Google just introduced the Budget Optimiser tool. In short: I decided to give it a try yesterday, but quickly reverted to the old situation where I set the Max CPCs. Literally within an hour, the Max CPC of two of my most frequently served ads had been raised by 500% , effectively limiting the possible number of clicks to only one third of what I received before. This tool is a joke. All it does, is make sure your daily budget is used to the max, if not by raising the number of clicks than by raising the cost per click. So it does optimise the budget. Google's budget, that is.

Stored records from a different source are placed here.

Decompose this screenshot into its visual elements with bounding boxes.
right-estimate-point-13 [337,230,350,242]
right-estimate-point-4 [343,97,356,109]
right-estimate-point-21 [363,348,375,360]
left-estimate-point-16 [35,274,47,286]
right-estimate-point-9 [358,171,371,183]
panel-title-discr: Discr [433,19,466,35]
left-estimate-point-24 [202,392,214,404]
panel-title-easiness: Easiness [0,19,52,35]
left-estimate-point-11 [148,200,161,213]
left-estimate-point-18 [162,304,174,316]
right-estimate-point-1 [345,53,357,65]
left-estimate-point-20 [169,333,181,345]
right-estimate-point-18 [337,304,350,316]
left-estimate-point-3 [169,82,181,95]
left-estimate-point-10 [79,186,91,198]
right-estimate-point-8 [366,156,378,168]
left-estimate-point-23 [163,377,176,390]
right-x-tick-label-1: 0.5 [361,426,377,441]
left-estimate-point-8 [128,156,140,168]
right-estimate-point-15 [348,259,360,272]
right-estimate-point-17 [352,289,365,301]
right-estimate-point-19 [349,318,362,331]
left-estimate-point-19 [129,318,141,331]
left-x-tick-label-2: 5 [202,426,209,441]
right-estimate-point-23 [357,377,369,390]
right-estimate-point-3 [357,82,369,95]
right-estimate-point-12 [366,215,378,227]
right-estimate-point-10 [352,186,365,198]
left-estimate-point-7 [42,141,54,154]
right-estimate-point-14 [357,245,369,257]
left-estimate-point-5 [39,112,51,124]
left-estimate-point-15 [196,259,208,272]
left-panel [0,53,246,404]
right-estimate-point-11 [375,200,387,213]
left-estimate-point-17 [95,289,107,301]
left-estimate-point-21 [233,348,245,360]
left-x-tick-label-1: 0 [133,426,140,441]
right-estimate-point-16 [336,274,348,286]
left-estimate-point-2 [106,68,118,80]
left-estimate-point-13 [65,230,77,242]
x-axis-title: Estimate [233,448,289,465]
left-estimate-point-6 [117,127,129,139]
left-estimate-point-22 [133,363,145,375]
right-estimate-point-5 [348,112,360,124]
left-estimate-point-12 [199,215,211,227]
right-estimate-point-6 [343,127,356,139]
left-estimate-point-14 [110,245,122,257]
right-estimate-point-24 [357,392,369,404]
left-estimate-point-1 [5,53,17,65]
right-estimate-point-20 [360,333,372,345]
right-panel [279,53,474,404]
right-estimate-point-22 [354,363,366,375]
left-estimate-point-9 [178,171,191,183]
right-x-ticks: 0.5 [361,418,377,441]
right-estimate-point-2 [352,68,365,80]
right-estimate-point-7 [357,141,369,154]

I've activated a couple of ads to see how it goes. What made me laugh was the traffic estimation. For example, the number of clicks per month was given as 2500 @ 0.04 per click on a monthly budget of 20.00 but a quick check of the arithmetic shows that 0.04 x 500 = 20.00. Does this mean I get 2000 free clicks, I wonder?
I enabled the Budget Optimizer and it didn't change anything. All clicks were $0.05 and I barely spent 60% of the budget. I will wait a couple more days to see what happens but I expected it would raise my MaxCPC to $0.25.
All those tools including the new Ad Automator are just ways for them where you give them permission to open the floodgates. It will just enable them to get as much money automatically out of you as they can. Just think about it for a sec. They can not make more people search so there's an upper treshold to traffic numbers for a given phrase even a tool like this can not change. I'd be vigilant using those floodgate switches. Who would you like to be in control of your bank account?
I'm pretty far in the camp of beleiving you need to put eyeballs on the bids to manage them most effectively. Unless you are a huge corporation running a branding campaign that wants position 1-2 and doesn't care about the cost, autobid systems don't seem to work in the advertiser's best interest.
I'm giving it a trial run now. Many of you haven't had a good time with it but I have to see for myself whether it will work for me. I'll report back in a few days. AmCy
Well, I gave it ten days and it just didn't cut it at all. It seemed obsessed with only serving the lowest priced ad at the expense of all others and the traffic estimations were totally useless. So even though I put in a bid range, the only ad served was the 0.04, which as you can probably guess, was not particularly useful for getting clicks since it was only shown about 5 times in ten days, which is considerably less than I usually get with that ad campaign. The campaign is now back on regular settings and is beginning to pick up again although it may be that it gets booted now for having a low ctr. Have to wait and see. If you are going to try out the "budget optimizer", set up a fresh campaign just for the job. If it is useless, you won't have to worry about your ad plummeting down the ad rankings due to lack of click-throughs and 'relevancy'.
I gave it 48 hours. The spend more than doubled and I got about 30% more clicks... All it is is saying to Google, please spend this X amount and get me as many clicks as you can get. I'd rather keep myself in the driving seat...
I haven't even touched it. I already have a "Budget Optimizer", me! I don't like giving control of my budget to the company that benefits from increasing it.
it wont work cause google is in it to make money for themselves; not for you. They rig it so you have to pay more per click for a higher price that won't yield any more conversions.